Impact of a UCP3 Loss-of-Function Polymorphism on the Plasma Metabolomic Profile in Obese African-American Women

Authors: Piccolo, Brian; GRAPOV, DMITRY - University Of California; Adams, Sean; HOPPEL, CHARLES - Case Western Reserve University (CWRU); GARVEY, W. TIMOTHY - University Of Alabama; FIEHN, OLIVER - University Of California; HARPER, MARY-ELLEN - University Of Ottawa; Newman, John

Submitted to: Journal of Federation of American Societies for Experimental Biology
Publication Type: Peer Reviewed Journal
Publication Acceptance Date: 10/31/2010
Publication Date: 12/10/2010
Citation: Piccolo, B.D., Grapov, D., Adams, S.H., Hoppel, C., Garvey, W., Fiehn, O., Harper, M., Newman, J.W. 2010. Impact of a UCP3 Loss-of-Function Polymorphism on the Plasma Metabolomic Profile in Obese African-American Women. Journal of Federation of American Societies for Experimental Biology. https://doi.org/10.1371/journal.pone.0015234.s002.

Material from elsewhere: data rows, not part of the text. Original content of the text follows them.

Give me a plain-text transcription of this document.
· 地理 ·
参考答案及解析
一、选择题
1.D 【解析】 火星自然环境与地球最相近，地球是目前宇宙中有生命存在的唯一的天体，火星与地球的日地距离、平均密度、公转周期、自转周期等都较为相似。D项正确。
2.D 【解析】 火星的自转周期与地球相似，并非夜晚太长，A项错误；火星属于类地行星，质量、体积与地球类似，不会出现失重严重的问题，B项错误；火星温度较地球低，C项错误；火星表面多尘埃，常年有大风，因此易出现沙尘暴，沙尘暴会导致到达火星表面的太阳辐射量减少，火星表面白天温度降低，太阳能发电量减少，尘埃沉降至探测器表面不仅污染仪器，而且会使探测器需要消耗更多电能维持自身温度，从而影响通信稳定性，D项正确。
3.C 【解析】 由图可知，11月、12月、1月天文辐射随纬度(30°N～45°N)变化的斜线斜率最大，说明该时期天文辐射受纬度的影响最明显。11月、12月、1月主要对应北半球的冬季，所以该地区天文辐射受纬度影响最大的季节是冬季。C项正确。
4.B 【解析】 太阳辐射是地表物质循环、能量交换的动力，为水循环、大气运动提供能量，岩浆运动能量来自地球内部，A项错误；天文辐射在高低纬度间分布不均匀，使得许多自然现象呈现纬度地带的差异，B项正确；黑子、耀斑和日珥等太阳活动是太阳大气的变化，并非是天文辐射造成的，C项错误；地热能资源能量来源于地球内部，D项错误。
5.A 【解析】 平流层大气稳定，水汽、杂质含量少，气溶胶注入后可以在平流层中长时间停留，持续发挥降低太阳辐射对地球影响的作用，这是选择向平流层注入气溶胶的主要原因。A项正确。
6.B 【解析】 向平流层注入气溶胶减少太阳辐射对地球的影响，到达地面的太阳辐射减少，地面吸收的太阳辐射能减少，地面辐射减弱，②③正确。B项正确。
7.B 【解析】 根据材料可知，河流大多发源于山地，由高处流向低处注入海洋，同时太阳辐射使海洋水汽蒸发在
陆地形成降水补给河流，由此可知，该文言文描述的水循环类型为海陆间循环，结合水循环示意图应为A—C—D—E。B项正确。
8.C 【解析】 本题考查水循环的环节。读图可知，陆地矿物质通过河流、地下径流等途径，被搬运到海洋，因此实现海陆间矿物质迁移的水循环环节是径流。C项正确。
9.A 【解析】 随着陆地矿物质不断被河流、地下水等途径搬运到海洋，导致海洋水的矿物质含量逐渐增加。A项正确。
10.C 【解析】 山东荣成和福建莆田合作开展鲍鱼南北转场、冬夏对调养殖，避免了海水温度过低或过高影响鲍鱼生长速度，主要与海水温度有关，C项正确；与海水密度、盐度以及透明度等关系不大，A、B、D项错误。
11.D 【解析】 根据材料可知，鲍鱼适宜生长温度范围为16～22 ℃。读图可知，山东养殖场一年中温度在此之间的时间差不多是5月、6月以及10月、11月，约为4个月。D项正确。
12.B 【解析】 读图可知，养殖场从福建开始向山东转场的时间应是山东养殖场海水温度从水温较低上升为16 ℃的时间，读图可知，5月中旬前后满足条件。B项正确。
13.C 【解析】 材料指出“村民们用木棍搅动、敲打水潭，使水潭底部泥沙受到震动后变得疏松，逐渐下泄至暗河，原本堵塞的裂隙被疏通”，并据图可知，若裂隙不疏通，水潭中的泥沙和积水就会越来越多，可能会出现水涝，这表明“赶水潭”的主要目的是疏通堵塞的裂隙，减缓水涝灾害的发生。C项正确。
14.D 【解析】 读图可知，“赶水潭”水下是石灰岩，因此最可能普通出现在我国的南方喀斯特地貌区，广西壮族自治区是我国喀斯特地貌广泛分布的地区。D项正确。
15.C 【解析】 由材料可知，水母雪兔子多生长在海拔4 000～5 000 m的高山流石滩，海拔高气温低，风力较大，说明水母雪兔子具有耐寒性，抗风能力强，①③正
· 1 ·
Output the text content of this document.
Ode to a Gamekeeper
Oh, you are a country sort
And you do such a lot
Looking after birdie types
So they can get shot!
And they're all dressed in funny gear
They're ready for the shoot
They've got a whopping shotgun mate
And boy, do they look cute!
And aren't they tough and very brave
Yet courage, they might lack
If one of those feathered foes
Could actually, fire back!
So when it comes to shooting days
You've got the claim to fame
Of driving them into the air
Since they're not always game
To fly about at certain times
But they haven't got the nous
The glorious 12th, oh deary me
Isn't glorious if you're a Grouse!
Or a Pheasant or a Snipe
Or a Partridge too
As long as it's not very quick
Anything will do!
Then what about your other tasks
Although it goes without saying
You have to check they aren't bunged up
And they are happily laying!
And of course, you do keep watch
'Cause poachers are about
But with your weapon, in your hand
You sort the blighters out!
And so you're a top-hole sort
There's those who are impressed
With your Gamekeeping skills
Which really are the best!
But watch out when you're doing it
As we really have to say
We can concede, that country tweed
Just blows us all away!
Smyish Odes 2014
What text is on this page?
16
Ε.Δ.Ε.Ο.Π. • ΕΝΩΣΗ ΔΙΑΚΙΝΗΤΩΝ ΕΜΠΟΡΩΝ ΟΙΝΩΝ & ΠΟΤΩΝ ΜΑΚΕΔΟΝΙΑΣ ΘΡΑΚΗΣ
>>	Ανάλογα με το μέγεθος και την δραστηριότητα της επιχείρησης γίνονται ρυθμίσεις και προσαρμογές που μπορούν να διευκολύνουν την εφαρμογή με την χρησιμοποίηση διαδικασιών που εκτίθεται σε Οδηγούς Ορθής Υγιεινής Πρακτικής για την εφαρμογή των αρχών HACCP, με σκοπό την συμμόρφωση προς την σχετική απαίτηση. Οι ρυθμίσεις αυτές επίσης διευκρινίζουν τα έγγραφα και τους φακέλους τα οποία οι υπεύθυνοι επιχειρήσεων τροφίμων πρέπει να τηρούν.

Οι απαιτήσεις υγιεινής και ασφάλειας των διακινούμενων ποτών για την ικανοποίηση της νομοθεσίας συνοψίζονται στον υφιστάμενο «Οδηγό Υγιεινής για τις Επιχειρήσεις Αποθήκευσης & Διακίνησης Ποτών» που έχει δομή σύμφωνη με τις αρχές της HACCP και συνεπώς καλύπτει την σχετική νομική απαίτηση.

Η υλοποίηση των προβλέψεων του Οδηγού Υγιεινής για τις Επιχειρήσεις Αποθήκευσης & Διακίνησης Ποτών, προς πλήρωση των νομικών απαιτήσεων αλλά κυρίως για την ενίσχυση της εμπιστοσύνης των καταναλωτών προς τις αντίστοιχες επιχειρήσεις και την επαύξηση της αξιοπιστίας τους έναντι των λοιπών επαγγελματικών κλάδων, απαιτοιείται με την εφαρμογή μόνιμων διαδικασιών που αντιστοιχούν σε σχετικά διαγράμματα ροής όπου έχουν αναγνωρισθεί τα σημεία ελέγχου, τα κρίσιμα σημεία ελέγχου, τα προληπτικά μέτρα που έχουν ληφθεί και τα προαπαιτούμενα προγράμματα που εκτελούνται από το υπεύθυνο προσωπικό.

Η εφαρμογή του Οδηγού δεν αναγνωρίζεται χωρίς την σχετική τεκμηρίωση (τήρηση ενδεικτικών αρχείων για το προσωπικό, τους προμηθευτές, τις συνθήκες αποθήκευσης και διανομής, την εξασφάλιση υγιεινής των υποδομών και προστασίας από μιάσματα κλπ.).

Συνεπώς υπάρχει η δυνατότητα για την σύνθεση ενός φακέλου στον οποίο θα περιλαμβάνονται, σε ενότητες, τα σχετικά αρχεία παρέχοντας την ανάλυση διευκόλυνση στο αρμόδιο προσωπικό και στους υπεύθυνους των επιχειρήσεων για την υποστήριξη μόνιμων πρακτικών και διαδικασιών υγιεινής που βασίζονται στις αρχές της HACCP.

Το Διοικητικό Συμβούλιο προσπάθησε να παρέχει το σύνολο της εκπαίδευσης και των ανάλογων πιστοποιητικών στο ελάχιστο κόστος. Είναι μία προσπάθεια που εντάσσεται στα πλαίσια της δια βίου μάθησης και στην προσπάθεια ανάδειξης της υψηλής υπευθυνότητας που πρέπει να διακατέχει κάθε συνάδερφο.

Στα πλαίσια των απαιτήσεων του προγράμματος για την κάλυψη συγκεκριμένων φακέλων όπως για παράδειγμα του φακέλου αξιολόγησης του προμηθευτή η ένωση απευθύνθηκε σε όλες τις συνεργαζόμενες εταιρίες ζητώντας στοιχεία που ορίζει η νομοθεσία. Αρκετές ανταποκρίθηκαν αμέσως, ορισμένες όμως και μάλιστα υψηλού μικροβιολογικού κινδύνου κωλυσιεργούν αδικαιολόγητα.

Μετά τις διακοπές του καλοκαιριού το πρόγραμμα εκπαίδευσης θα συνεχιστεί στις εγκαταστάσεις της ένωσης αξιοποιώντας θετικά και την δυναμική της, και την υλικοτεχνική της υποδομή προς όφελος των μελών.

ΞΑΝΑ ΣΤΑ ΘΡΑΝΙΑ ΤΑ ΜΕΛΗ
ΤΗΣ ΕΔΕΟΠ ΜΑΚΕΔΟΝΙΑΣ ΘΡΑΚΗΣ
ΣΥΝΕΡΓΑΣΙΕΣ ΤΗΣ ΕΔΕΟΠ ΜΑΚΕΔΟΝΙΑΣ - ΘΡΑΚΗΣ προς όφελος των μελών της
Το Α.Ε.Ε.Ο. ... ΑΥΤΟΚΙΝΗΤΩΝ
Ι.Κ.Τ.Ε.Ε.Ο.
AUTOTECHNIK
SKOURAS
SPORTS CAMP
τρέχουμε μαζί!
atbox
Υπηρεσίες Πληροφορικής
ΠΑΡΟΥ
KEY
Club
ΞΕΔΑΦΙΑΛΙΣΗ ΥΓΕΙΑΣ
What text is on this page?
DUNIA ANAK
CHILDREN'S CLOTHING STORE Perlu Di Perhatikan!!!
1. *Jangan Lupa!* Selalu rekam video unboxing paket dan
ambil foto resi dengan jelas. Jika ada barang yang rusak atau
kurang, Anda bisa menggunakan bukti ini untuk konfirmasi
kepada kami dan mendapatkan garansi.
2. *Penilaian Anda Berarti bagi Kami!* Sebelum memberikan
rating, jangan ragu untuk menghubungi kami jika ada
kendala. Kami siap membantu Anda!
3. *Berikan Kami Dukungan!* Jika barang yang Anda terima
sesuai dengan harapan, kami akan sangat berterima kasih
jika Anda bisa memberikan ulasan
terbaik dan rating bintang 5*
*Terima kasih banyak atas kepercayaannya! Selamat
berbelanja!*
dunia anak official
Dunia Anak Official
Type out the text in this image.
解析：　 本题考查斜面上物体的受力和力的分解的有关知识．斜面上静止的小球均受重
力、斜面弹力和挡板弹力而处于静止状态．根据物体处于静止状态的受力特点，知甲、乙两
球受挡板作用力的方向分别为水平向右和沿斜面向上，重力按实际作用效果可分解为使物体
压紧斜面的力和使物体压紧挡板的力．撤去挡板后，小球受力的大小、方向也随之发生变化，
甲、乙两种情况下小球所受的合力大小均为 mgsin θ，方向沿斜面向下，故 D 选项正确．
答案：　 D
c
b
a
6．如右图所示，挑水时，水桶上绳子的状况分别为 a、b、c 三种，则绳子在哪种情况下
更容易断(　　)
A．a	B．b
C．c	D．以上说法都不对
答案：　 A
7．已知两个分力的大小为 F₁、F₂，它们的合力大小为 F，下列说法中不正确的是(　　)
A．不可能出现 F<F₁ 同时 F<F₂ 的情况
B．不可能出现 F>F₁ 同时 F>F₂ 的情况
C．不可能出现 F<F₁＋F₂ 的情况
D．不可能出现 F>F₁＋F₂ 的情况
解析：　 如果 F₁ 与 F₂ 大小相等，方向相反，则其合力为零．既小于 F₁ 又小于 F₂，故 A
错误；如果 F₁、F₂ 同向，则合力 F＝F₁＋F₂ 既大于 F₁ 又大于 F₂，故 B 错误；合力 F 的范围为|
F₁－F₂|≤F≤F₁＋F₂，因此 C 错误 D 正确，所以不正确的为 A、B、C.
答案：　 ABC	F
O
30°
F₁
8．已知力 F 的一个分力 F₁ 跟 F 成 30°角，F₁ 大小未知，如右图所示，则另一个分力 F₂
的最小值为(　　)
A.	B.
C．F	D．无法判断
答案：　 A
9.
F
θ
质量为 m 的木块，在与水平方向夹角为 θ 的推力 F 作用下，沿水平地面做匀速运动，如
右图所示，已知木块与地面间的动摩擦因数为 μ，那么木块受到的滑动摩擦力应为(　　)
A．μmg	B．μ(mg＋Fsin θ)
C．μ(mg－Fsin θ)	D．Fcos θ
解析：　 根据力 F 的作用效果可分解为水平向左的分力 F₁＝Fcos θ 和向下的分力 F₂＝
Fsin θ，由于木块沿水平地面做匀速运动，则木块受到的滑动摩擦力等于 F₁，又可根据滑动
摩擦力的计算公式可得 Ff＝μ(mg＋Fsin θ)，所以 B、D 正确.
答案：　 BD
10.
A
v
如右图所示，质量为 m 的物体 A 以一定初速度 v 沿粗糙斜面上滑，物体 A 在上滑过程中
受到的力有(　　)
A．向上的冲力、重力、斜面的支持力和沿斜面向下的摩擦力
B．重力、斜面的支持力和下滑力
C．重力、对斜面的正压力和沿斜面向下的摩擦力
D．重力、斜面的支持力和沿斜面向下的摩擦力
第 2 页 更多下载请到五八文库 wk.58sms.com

Interpretive Summary: Interpretive Summary While skeletal muscle uncoupling protein 3 (UCP3) is thought to facilitate fatty acid oxidation and decrease the production of mitochondrial reactive oxygen species (ROS), this has yet to be demonstrated in humans. In this study, we investigated the impact of UCP3 on fatty acid metabolism and ROS production by measuring plasma metabolite profiles from people with and without functional UCP3 proteins. As single nucleotide polyporphism which changes the 304th amino acid in the UCP3 protein from a glycine to an alanine (i.e. G304A UCP3) disrupts UCP3 function and has been associated with reduced whole body fat oxidation. Therefore, a group of obese African-American women stratified by type 2 diabetes status and UCP3 genotype were studied. We collected 490 unique measurements using untargeted metabolomics, mediator lipidomics, acylcarnitine profiling and classical clinical chemistry. Surprisingly, plasma non-esterified fatty acids were not associated with UCP3 genotype. Rather, the loss of UCP3 function altered amino acid profiles and compounds suggestive of enhanced glycolytic oxidation, likely through pyruvate catabolism, and showed evidence of an increase in the malate-aspartate shuttle, a pathway that allows the continued generation of cellular energy when many systems are inhibited by elevated ROS levels. The UCP3 G/A genotype also decreased plasma antioxidants and amino acids involved in the synthesis of the antioxidant regulator glutathione. Stearoylethanolamide, a putative modulator of mitochondrial oxidative phosphorylation and biogenesis was also significantly elevated in UCP3 G/A individuals with type 2 diabetes. Together, our results suggest that the loss of UCP3 function increases mitochondrial-dependent oxidative stress, resulting in a shift of mitochondrial fuel selection from fatty acids toward pyruvate. Moreover this data suggests that under the enhanced oxidative stress associated with T2D, stearoylethanolamide may be involved in the nitric oxide-dependent compensation to regulate mitochondrial function resulting from the UCP3 dysfunction.

Technical Abstract: Technical Abstract Skeletal muscle uncoupling protein 3 (UCP3) is thought to facilitate fatty acid oxidation and decrease the production of mitochondrial reactive oxygen species (ROS), however this has yet to be proven in humans. We hypothesized that a plasma metabolomic analysis of a human UCP3 loss-of-function polymorphism would identify metabolites associated with decreased skeletal fatty acid oxidation and oxidative stress derived from increased ROS production. A cohort of obese African-American women with or without the G304A UCP3 genotype, stratified by type 2 diabetes status, was investigated. The G304A UCP3 missense polymorphism has been associated with reduced whole body fat oxidation. We measured 490 metabolites using untargeted metabolomics, mediator lipidomics and acylcarnitine profiling. Surprisingly, plasma non-esterified fatty acids were not determinants of UCP3 G/A genotype. Rather, the functional polymorphism altered amino acid profiles and compounds suggestive of enhanced glycolytic oxidation, likely through pyruvate catabolism, and showed evidence of an increase in the malate-aspartate shuttle. The UCP3 G/A genotype also decreased plasma levels of antioxidants and amino acids involved in glutathione metabolism, potentially indicating enhanced glutathione synthesis. Stearoylethanolamide, a putative modulator of mitochondrial oxidative phosphorylation and biogenesis was also significantly elevated in T2D UCP3 G/A individuals. Together, our results suggest that the loss of UCP3 function increases mitochondrial-dependent oxidative stress, resulting in a shift of mitochondrial fuel selection from fatty acids toward pyruvate. Moreover this data suggest that under the enhanced oxidative stress associated with T2D, stearoylethanolamide may be involved in the nitric oxide-dependent compensation to regulate mitochondrial function resulting from the UCP3 dysfunction.